Es perfectamente normal que un líder político quiera relanzar los ánimos de los suyos tras una derrota electoral tan contundente como la que experimentó el PSOE el pasado domingo. Pero lo que ya no es normal es que lo haga en unos términos que hacen imposible el funcionamiento de la democracia, porque niegan el derecho a la existencia a la propia oposición y a toda crítica a la obra gobernante. Éste es un enfoque totalitario y es el que hizo Sánchez ayer en la reunión en la sala Ernest Lluch en el Congreso de los Diputados con todos los senadores y diputados del partido socialista.
El fundamento de la democracia es como un espejo roto que significa la verdad. Los pedazos significan que nadie tiene entera toda la verdad y que sólo recomponiendo el número máximo se puede reconstruir de forma aproximada. También significa que, de una forma u otra, cada contendiente democrático que tiene un pedazo del espejo tiene también una parte de la verdad.
De esta metáfora se desprenden dos principios fundamentales para la democracia. La necesidad de construir consensos y que exista la concordia, la amistad civil aristotélica, entre las diversas fuerzas contendientes, que no enemigos políticos, porque a pesar de su diferencia todos comparten un denominador común que hace posible, y que no es otro que perseguir el bien para la colectividad que representan. Lo plantean por caminos más o menos diferentes, interpretan el bien de forma diversa, pero se reconocen entre todos que su intención es buena.
Sin estos requisitos la democracia no puede funcionar y si se extreman las diferencias acaba siendo imposible. España tiene una larga y penosa trayectoria en este sentido de negar el pan y la sal al que no piensa como tú.

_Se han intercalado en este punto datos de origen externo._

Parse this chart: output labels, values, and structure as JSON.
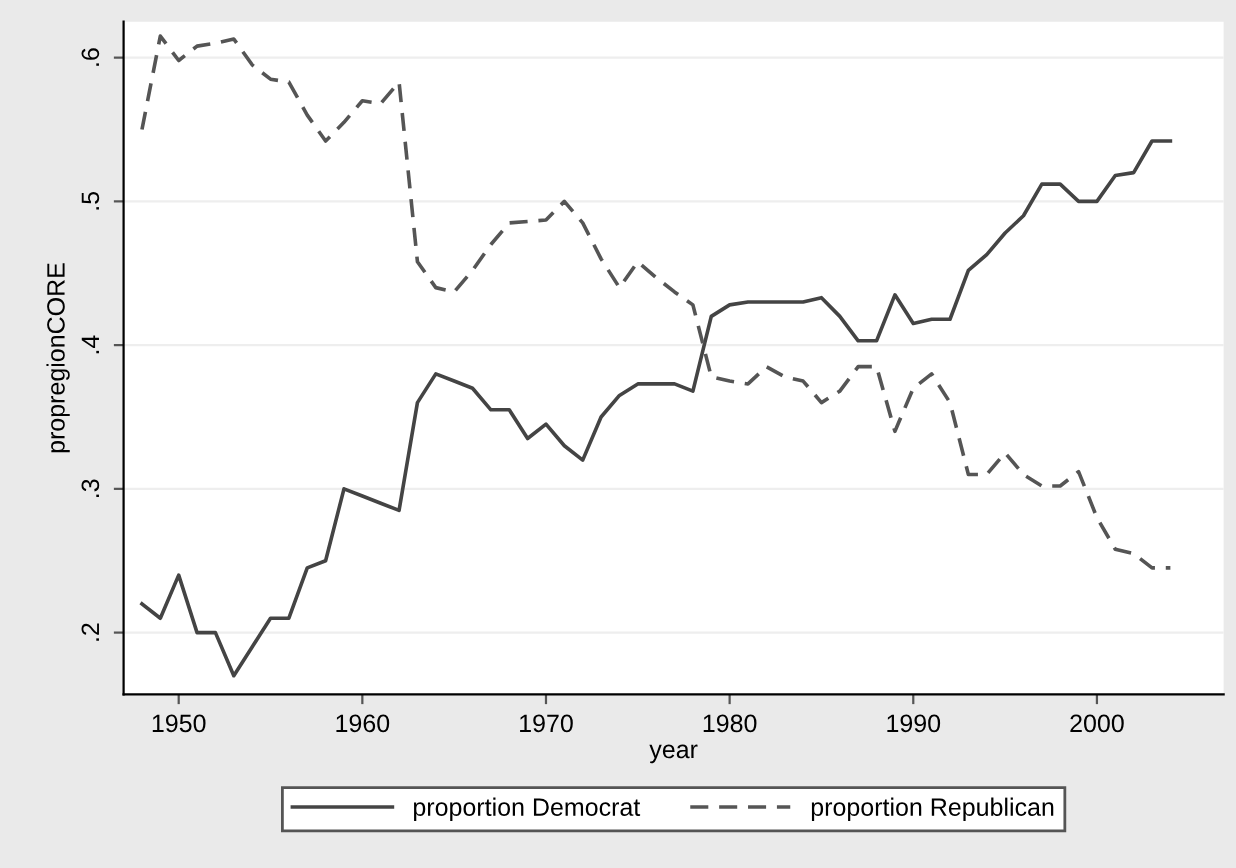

Sánchez ha gobernado de manera muy opuesta a estos principios. Incluso sus socios le acusan de maltrato político y menosprecio. Lo hizo hace unos días al PNV y ayer mismo al socio hasta ahora preferente de Bildu, por boca de Otegi, descalificó a Sánchez considerando que los tomaba a todos por bobos porque ahora quería marcar diferencias con este partido después de 4 años de trabajar juntos.
El presidente del gobierno ha distorsionado la práctica democrática abusando de los decretos leyes y de atajos parlamentarios que imposibilitan el debate y la comparecencia de las partes interesadas. Lleva las cosas a tal extremo que ahora mismo se produce la grave contradicción de que su programa para la presidencia de turno de la UE donde debe convencer a los gobiernos de los diversos estados miembro y al Parlamento Europeo empezando por su primera fuerza política, el PP Europeo, y ni siquiera ha informado al PP, al que ni siquiera le ha pedido su opinión. ¿Qué credibilidad tiene querer realizar una obra colectiva en un ámbito tan plural como el de Europa y negar la más mínima información a los de la propia casa?
Toda esta forma de hacer ha estallado en el discurso de ayer en el Congreso de los Diputados. Basta imaginar a la España que describe Sánchez, en la que él tiene toda la razón, no se ha equivocado en nada en todo su gobierno y lo que ha pasado es que la mayoría de los votantes se han dejado llevar por “una ola reaccionaria”. Es una falta de respeto insólito a la opinión mayoritaria de los ciudadanos.
Como lo es la descalificación ad hominem que hace del PP. Ya no le basta con negar a Vox por extrema derecha. Ahora el PP es también la «derecha extrema«. Y le equipara con los que asaltaron el Capitolio en EEUU. Mientras él se alinea con Biden. Todo lo que ha hecho es intocable, no se puede derogar ni modificar porque es excelso y la mención de la simple intención de hacerlo, descalifica por la vía democrática a los responsables.
Leído en la tranquilidad de un despacho, el texto de la intervención de Sánchez es tan extremo e incompatible con la práctica democrática que la convierte en peligrosa, porque lo que intenta es crear dos bloques, pero que además tengan una incompatibilidad radical para convivir, porque unos representan los derechos, el progreso y todo lo bueno y otros son la maldad encarnada. Es el discurso propio de toda concepción totalitaria que pasa necesariamente por demonizar a quienes no comparten sus puntos de vista.